Why are $R^2$ values not available in fixed effects meta regressions I'm currently conducting a meta-regression for my moderators from a meta-analysis my team recently conducted. In calculating the fixed effects meta-regressions, my objective is to identify how much heterogeneity is accounted for when the moderators are considered in the model. To do this, I used the rma() function from the metafor package in R:
Reg1 <- rma(yi = LogOdds, sei = SE, 
          data = data, method = 'FE', 
          mods = ~ mod1 + mod2)

The output provides out $I^2$ and $H^2$ values as well as the significance of our moderators, however, it does not provide an $R^2$ value for the amount of heterogeneity accounted for.

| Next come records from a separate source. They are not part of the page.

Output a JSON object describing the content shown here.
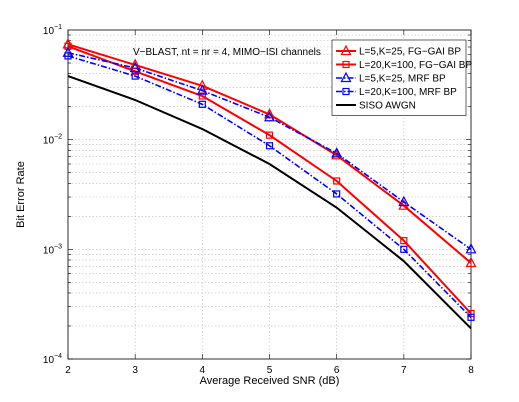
{
  "chart_data": {
    "type": "line",
    "title": "",
    "xlabel": "Average Received SNR (dB)",
    "ylabel": "Bit Error Rate",
    "xlim": [
      2,
      8
    ],
    "ylim": [
      0.0001,
      0.1
    ],
    "yscale": "log",
    "grid": true,
    "legend_position": "top-right",
    "annotation": "V−BLAST, nt = nr = 4, MIMO−ISI channels",
    "x_ticks": [
      "2",
      "3",
      "4",
      "5",
      "6",
      "7",
      "8"
    ],
    "y_ticks": [
      {
        "base": "10",
        "exp": "−4",
        "value": 0.0001
      },
      {
        "base": "10",
        "exp": "−3",
        "value": 0.001
      },
      {
        "base": "10",
        "exp": "−2",
        "value": 0.01
      },
      {
        "base": "10",
        "exp": "−1",
        "value": 0.1
      }
    ],
    "x": [
      2,
      3,
      4,
      5,
      6,
      7,
      8
    ],
    "series": [
      {
        "name": "L=5,K=25, FG−GAI BP",
        "color": "#ff0000",
        "marker": "triangle",
        "dash": "solid",
        "values": [
          0.074,
          0.048,
          0.031,
          0.017,
          0.0072,
          0.0025,
          0.00075
        ]
      },
      {
        "name": "L=20,K=100, FG−GAI BP",
        "color": "#ff0000",
        "marker": "square",
        "dash": "solid",
        "values": [
          0.071,
          0.042,
          0.025,
          0.011,
          0.0042,
          0.0012,
          0.00026
        ]
      },
      {
        "name": "L=5,K=25, MRF BP",
        "color": "#0000ff",
        "marker": "triangle",
        "dash": "dashdot",
        "values": [
          0.062,
          0.045,
          0.028,
          0.016,
          0.0075,
          0.0027,
          0.001
        ]
      },
      {
        "name": "L=20,K=100, MRF BP",
        "color": "#0000ff",
        "marker": "square",
        "dash": "dashdot",
        "values": [
          0.058,
          0.038,
          0.021,
          0.0088,
          0.0032,
          0.001,
          0.00024
        ]
      },
      {
        "name": "SISO AWGN",
        "color": "#000000",
        "marker": "none",
        "dash": "solid",
        "values": [
          0.038,
          0.023,
          0.0125,
          0.006,
          0.0024,
          0.00078,
          0.00019
        ]
      }
    ]
  }
}
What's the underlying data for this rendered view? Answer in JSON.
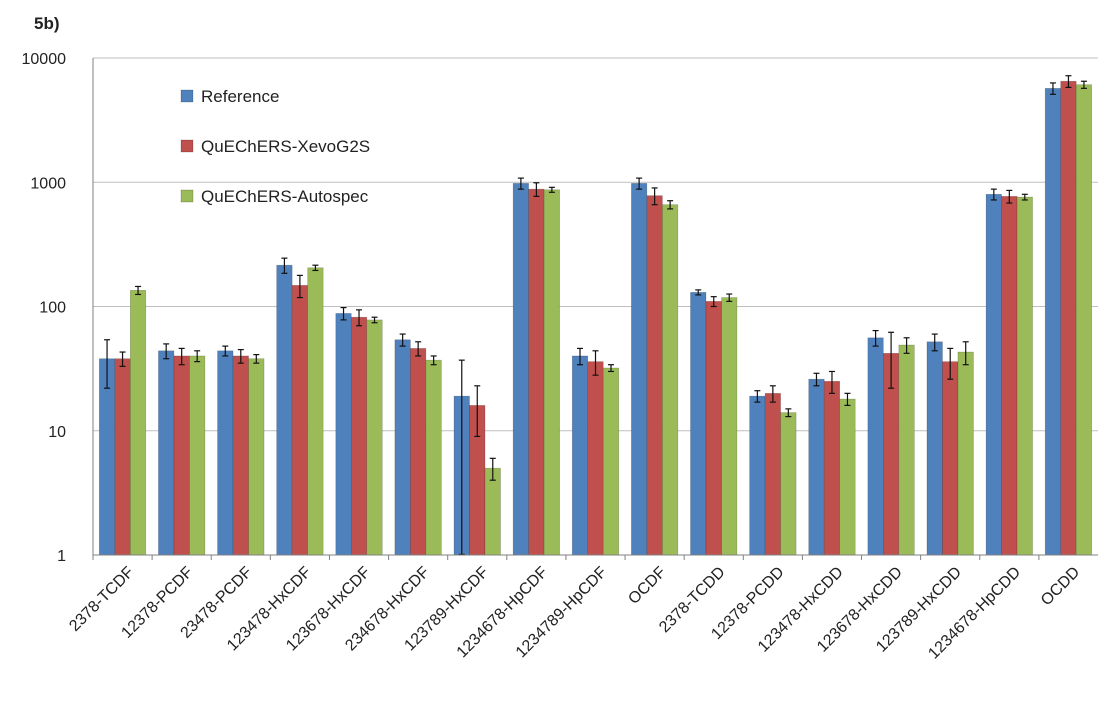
{
  "panel_label": "5b)",
  "chart_data": {
    "type": "bar",
    "yscale": "log",
    "ylim": [
      1,
      10000
    ],
    "yticks": [
      "1",
      "10",
      "100",
      "1000",
      "10000"
    ],
    "grid": true,
    "legend_position": "top-left",
    "categories": [
      "2378-TCDF",
      "12378-PCDF",
      "23478-PCDF",
      "123478-HxCDF",
      "123678-HxCDF",
      "234678-HxCDF",
      "123789-HxCDF",
      "1234678-HpCDF",
      "1234789-HpCDF",
      "OCDF",
      "2378-TCDD",
      "12378-PCDD",
      "123478-HxCDD",
      "123678-HxCDD",
      "123789-HxCDD",
      "1234678-HpCDD",
      "OCDD"
    ],
    "series": [
      {
        "name": "Reference",
        "color": "#4f81bd",
        "values": [
          38,
          44,
          44,
          215,
          88,
          54,
          19,
          980,
          40,
          980,
          130,
          19,
          26,
          56,
          52,
          800,
          5700
        ],
        "err": [
          16,
          6,
          4,
          30,
          10,
          6,
          18,
          100,
          6,
          100,
          6,
          2,
          3,
          8,
          8,
          80,
          600
        ]
      },
      {
        "name": "QuEChERS-XevoG2S",
        "color": "#c0504d",
        "values": [
          38,
          40,
          40,
          148,
          82,
          46,
          16,
          880,
          36,
          780,
          110,
          20,
          25,
          42,
          36,
          770,
          6500
        ],
        "err": [
          5,
          6,
          5,
          30,
          12,
          6,
          7,
          110,
          8,
          120,
          10,
          3,
          5,
          20,
          10,
          90,
          700
        ]
      },
      {
        "name": "QuEChERS-Autospec",
        "color": "#9bbb59",
        "values": [
          135,
          40,
          38,
          205,
          78,
          37,
          5,
          870,
          32,
          660,
          118,
          14,
          18,
          49,
          43,
          760,
          6100
        ],
        "err": [
          10,
          4,
          3,
          10,
          4,
          3,
          1,
          40,
          2,
          50,
          8,
          1,
          2,
          7,
          9,
          40,
          400
        ]
      }
    ]
  }
}
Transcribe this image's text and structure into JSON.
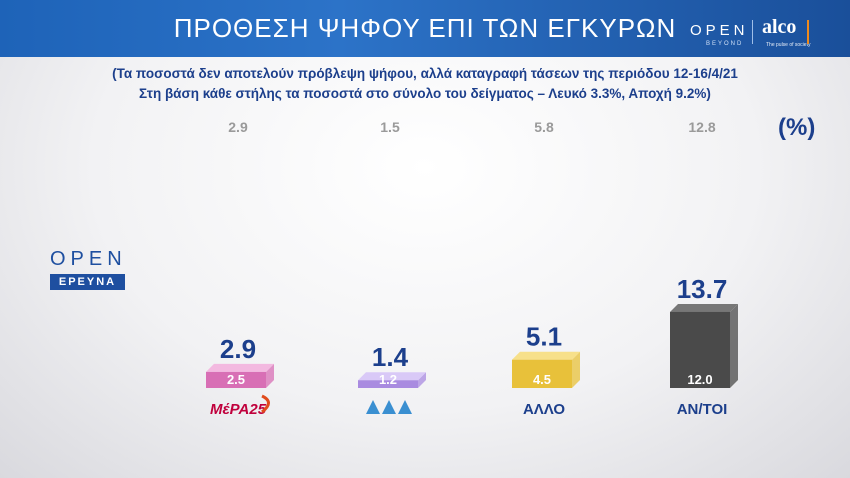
{
  "header": {
    "title": "ΠΡΟΘΕΣΗ ΨΗΦΟΥ ΕΠΙ ΤΩΝ ΕΓΚΥΡΩΝ",
    "brand_open": "OPEN",
    "brand_open_sub": "BEYOND",
    "brand_alco": "alco",
    "brand_alco_sub": "The pulse of society"
  },
  "subtitle": {
    "line1": "(Τα ποσοστά δεν αποτελούν πρόβλεψη ψήφου, αλλά καταγραφή τάσεων της περιόδου 12-16/4/21",
    "line2": "Στη βάση κάθε στήλης τα ποσοστά στο σύνολο του δείγματος – Λευκό 3.3%, Αποχή 9.2%)"
  },
  "unit_label": "(%)",
  "logo": {
    "name": "OPEN",
    "sub": "ΕΡΕΥΝΑ"
  },
  "colors": {
    "header": "#1e63b8",
    "text_blue": "#1c3f8c"
  },
  "chart_data": {
    "type": "bar",
    "categories": [
      "ΜέΡΑ25",
      "ΠΛΕΥΣΗ",
      "ΑΛΛΟ",
      "ΑΝ/ΤΟΙ"
    ],
    "category_labels": [
      "ΜέΡΑ25",
      "",
      "ΑΛΛΟ",
      "ΑΝ/ΤΟΙ"
    ],
    "series": [
      {
        "values": [
          2.9,
          1.4,
          5.1,
          13.7
        ]
      },
      {
        "values": [
          2.5,
          1.2,
          4.5,
          12.0
        ]
      }
    ],
    "previous_values": [
      "2.9",
      "1.5",
      "5.8",
      "12.8"
    ],
    "colors": [
      "#d86fb5",
      "#a98be0",
      "#e8c13a",
      "#4a4a4a"
    ],
    "top_colors": [
      "#f3b9e0",
      "#d9c9f7",
      "#f7e08a",
      "#777777"
    ],
    "ylim": [
      0,
      14
    ]
  }
}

I did notice, however, that running an random effects meta regression dos provide the $R^2$.
My questions are: Does a meta-regression have to be random effects in order to garner the amount of heterogeneity accounted for? If I ran a fixed effects meta-analysis, must I also run a fixed effects meta-regression? And if not, how can I estimate the amount of heterogeneity accounted for in a fixed effects meta-regression?
 A: The standard definition of the 'pseudo' $R^2$ statistic in meta-analysis is based on the proportional reduction in the estimate of $\tau^2$ (the amount of (residual) heterogeneity), that is: $$R^2 = \frac{\hat{\tau}_0^2 - \hat{\tau}_1^2}{\hat{\tau}_0^2},$$ where $\hat{\tau}_0^2$ is the estimate from a standard random-effects model (and hence this estimates the total amount of heterogeneity) and $\hat{\tau}_1^2$ is the estimate from the mixed-effects meta-regression model (and hence this estimates the residual amount of heterogeneity, that is, the amount not accounted for by the moderators included in the model).
For fixed-effects models, we do not estimate $\tau^2$ and hence this definition is no longer applicable. However, one could make the argument that an analogous version in this context is based on the standard definition of $R^2$ in regression models (although using weighted least squares estimation since we typically use inverse-variance weights in meta-analysis). I would suggest to compute the adjusted $R^2$ though, since $k$ is typically small in meta-analyses, so the adjustment is often relevant then.
Since you are using rma() from the metafor package: I have decided to implement this in the development version, so if you follow these instructions, you will now get the (adjusted) $R^2$ also for fixed-effects models.